There is a second problem. Most of us assume that the public purse is going to foot the bill of a product or service directed at the older population. This is based on the belief that we can demonstrate that, for society as a whole, our solution is cost effective. What we really mean is that our product or service will save health care services, social care services, families and individuals huge amounts of money and/or time.

But really, who is going to pay? The health care service, the private health insurer, the municipality in charge of social care, the family, the individual, an NGO, who? Because the truth of the matter is that each of the previous possible payers has an independent budget. Why should, for instance, a health care service foot the entire bill for something that is going to save money for the social care services of a municipality that may even be governed by a different political party?

Out of the previous list of possible payers, there is only one that is going to benefit in full from our product or service: the individual. He or she is the only one paying the bills anyway, through direct payment, indirectly via taxes that finance public services, or by premiums that pay for private insurance care schemes.

There is another group that could benefit from a product or service designed to meet the needs of older and disabled people.
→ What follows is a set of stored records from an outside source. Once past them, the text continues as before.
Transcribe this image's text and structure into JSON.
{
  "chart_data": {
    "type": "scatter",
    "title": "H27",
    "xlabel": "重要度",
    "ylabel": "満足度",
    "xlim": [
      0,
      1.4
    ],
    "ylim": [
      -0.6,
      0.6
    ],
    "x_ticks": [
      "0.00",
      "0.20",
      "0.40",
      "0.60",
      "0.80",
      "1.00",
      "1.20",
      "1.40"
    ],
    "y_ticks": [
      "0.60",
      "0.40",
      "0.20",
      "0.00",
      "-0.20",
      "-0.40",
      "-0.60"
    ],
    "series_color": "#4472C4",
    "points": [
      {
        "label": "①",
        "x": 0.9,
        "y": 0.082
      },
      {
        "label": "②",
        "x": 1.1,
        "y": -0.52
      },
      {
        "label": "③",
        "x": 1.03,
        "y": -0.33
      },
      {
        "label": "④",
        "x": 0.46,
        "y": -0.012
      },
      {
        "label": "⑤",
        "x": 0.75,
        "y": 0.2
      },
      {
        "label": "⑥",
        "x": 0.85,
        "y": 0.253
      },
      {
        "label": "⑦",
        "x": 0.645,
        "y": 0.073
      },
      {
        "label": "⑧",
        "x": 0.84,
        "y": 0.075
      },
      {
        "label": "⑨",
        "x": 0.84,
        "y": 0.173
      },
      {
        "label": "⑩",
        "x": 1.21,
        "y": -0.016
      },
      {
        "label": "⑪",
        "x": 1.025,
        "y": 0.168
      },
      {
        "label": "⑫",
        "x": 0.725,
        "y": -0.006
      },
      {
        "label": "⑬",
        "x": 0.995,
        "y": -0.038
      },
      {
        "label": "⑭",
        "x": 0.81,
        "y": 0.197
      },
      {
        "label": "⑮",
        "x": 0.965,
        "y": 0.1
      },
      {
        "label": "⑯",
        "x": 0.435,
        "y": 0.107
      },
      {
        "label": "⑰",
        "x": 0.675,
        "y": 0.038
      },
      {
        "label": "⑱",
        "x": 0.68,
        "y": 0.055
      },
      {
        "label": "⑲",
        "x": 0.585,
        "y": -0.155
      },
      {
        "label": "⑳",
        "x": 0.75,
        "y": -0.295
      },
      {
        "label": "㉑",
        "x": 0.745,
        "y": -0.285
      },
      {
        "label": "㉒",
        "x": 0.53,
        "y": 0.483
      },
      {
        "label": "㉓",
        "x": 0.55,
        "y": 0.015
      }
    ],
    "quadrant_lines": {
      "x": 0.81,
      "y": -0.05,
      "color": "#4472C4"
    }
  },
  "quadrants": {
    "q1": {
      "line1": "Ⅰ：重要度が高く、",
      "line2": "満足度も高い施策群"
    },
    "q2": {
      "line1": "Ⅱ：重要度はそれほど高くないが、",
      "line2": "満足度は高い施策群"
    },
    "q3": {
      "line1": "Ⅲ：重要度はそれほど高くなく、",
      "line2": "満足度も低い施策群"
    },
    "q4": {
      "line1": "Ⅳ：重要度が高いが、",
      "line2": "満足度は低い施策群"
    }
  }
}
It is the vast array of providers that cater for them. We are referring to shops, restaurants, entertainment, transportation, and the like. This group, mostly SMEs, could profit by establishing a special bond with the world’s ageing population.

The point is that, given that individuals are the end users of our services and products, we have to be brave and recognise that they will have to pay for it directly or indirectly. If, on top of that, a broad base of providers can benefit from the result of our investigation, we will have the support of other actors interested in paying for their use. Put together the interest and demands of those two big target groups and you will have a success story. That will be the moment to address a simple question “How much would you pay for this?” Needs and cost for the end users and providers, kept in balance, should be at the core of our development strategy and of our business model.